PDF Document Does Not Preserve Spaces when Converted to .txt

Hi,

We have printed a rtf report to PDF format using Aspose.words dll. And then we have converted this PDF repport to .txt file, then the spaces are not coming.

You can see the attached file.

Please help us.

Hi Vandana,

Thanks for your inquiry. You can convert your RTF to text file format using Aspose.Words. Please use following code example to to convert RTF to text file format. Hope this helps you.
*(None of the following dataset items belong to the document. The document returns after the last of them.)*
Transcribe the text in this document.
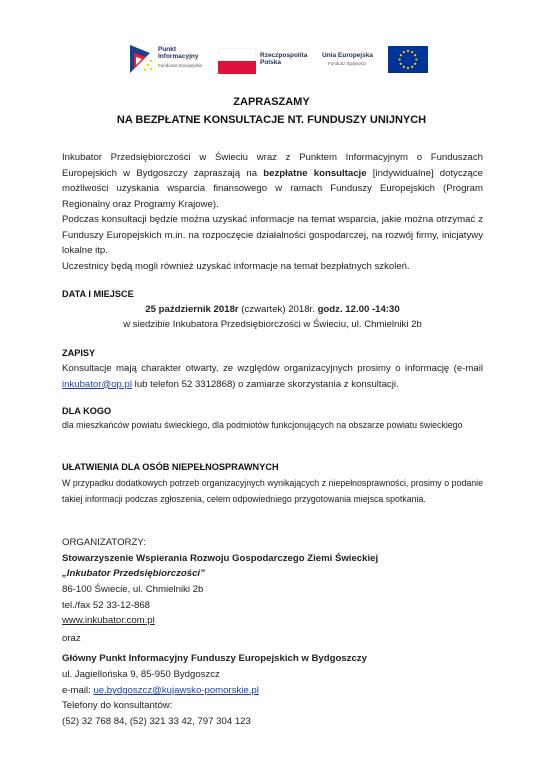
Punkt
Informacyjny
Fundusze Europejskie
Rzeczpospolita
Polska
Unia Europejska
Fundusz Spójności
ZAPRASZAMY
NA BEZPŁATNE KONSULTACJE NT. FUNDUSZY UNIJNYCH
Inkubator Przedsiębiorczości w Świeciu wraz z Punktem Informacyjnym o Funduszach Europejskich w Bydgoszczy zapraszają na bezpłatne konsultacje [indywidualne] dotyczące możliwości uzyskania wsparcia finansowego w ramach Funduszy Europejskich (Program Regionalny oraz Programy Krajowe).
Podczas konsultacji będzie można uzyskać informacje na temat wsparcia, jakie można otrzymać z Funduszy Europejskich m.in. na rozpoczęcie działalności gospodarczej, na rozwój firmy, inicjatywy lokalne itp.
Uczestnicy będą mogli również uzyskać informacje na temat bezpłatnych szkoleń.
DATA I MIEJSCE
25 październik 2018r (czwartek) 2018r. godz. 12.00 -14:30
w siedzibie Inkubatora Przedsiębiorczości w Świeciu, ul. Chmielniki 2b
ZAPISY
Konsultacje mają charakter otwarty, ze względów organizacyjnych prosimy o informację (e-mail inkubator@op.pl lub telefon 52 3312868) o zamiarze skorzystania z konsultacji.
DLA KOGO
dla mieszkańców powiatu świeckiego, dla podmiotów funkcjonujących na obszarze powiatu świeckiego
UŁATWIENIA DLA OSÓB NIEPEŁNOSPRAWNYCH
W przypadku dodatkowych potrzeb organizacyjnych wynikających z niepełnosprawności, prosimy o podanie takiej informacji podczas zgłoszenia, celem odpowiedniego przygotowania miejsca spotkania.
ORGANIZATORZY:
Stowarzyszenie Wspierania Rozwoju Gospodarczego Ziemi Świeckiej
„Inkubator Przedsiębiorczości”
86-100 Świecie, ul. Chmielniki 2b
tel./fax 52 33-12-868
www.inkubator.com.pl
oraz
Główny Punkt Informacyjny Funduszy Europejskich w Bydgoszczy
ul. Jagiellońska 9, 85-950 Bydgoszcz
e-mail: ue.bydgoszcz@kujawsko-pomorskie.pl
Telefony do konsultantów:
(52) 32 768 84, (52) 321 33 42, 797 304 123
Document doc = new Document(MyDir + "in.rtf");
doc.Save(MyDir + "Out.txt", SaveFormat.Text);

If you do not want to convert RTF to text file directly, please share the steps which you are using to convert Pdf to text. We will then provide you more information about your query.`

We are using aspose.words dll to print a report in PDF format. But after that the clients were converting this PDF report to text file.

Steps:

  1. I have converted a Aspose genereated PDF report to text file in online http://www.convertmypdf.net/#
  2. the text file does not preserver spaces.

If we follow the above same steps by converting normal PDF report to text file, then the spaces are coming properly. But we don’t want to use the conversion to text since we are using ActivePDF converter.

Even, I have tried to convert the PDF file to DOCX file using Aspose.pdf dll and then convert the DOCX file to Text file using Aspose.words dll. The text file is not coming in the correct format. you can find the output in attached documents(30tmp.txt).

Hi Vandana,

Thanks for your inquiry. Could you please attach your input RTF document here for testing? We will investigate the issue on our side and provide you more information.

Hi,

Please find the input file in the attachment. For the below two steps I am using the attached input PDF file.

  1. If you convert to txt file in online, then the spaces are not coming .
  2. If you convert to txt file using Aspose dlls, then the spaces are coming but format is not coming properly.

Hi Vandana,

Thanks for your inquiry. As per my understanding you are converting RTF to Pdf using Aspose.Words and then convert the output Pdf to text file online (http://www.convertmypdf.net/).

We need your input RTF for testing purposes. Unfortunately, it is difficult to say what the problem is without the input document.

If you are using Aspose.Pdf to convert Pdf to text, please let us know. We will move this forum thread to Aspose.Pdf forum. Aspose.Pdf team will investigate the issue at their end.

Hi,

I am using the below code to print the rtf file to PDF using PDF Creator.And then converting PDF to text file. You can find the input rtf file in attachments.

PrinterSettings printerSettings = new PrinterSettings();
System.Windows.Forms.PrintDialog printDialog = new System.Windows.Forms.PrintDialog();
Aspose.Words.Document doc = new Aspose.Words.Document("D:\\Convert_rtf_to_text_file\\rtf files\\30tmp.rtf");
var result = printDialog.ShowDialog();
if (result.Equals(DialogResult.OK))
    doc.Print(printDialog.PrinterSettings);

Find all files in the attachments.
Input file is “30tmp.rtf”
Printed PDF file using Aspose.words dll is document_4.pdf
Converted text file is “Converted textf ile.jpg”

I don’t want to use aspose.pdf. My concern is related to only Aspose.words.

Hi Vandana,

Thanks for sharing the detail. Please note that the Aspose.Words Print method uses System.Drawing and standard .NET printing classes. Aspose.Words prints your document without any issue. It seems that the issue is related to PDF Creator.

In your case, we suggest you please convert RTF to Pdf using Aspose.Words as shown below. Please use Out.pdf to convert to text file format online (http://www.convertmypdf.net/). We have attached the output Pdf and converted text file from http://www.convertmypdf.net/ with this post for your kind reference.

Document doc = new Document(MyDir + "30tmp.rtf");
doc.Save(MyDir + "Out.pdf");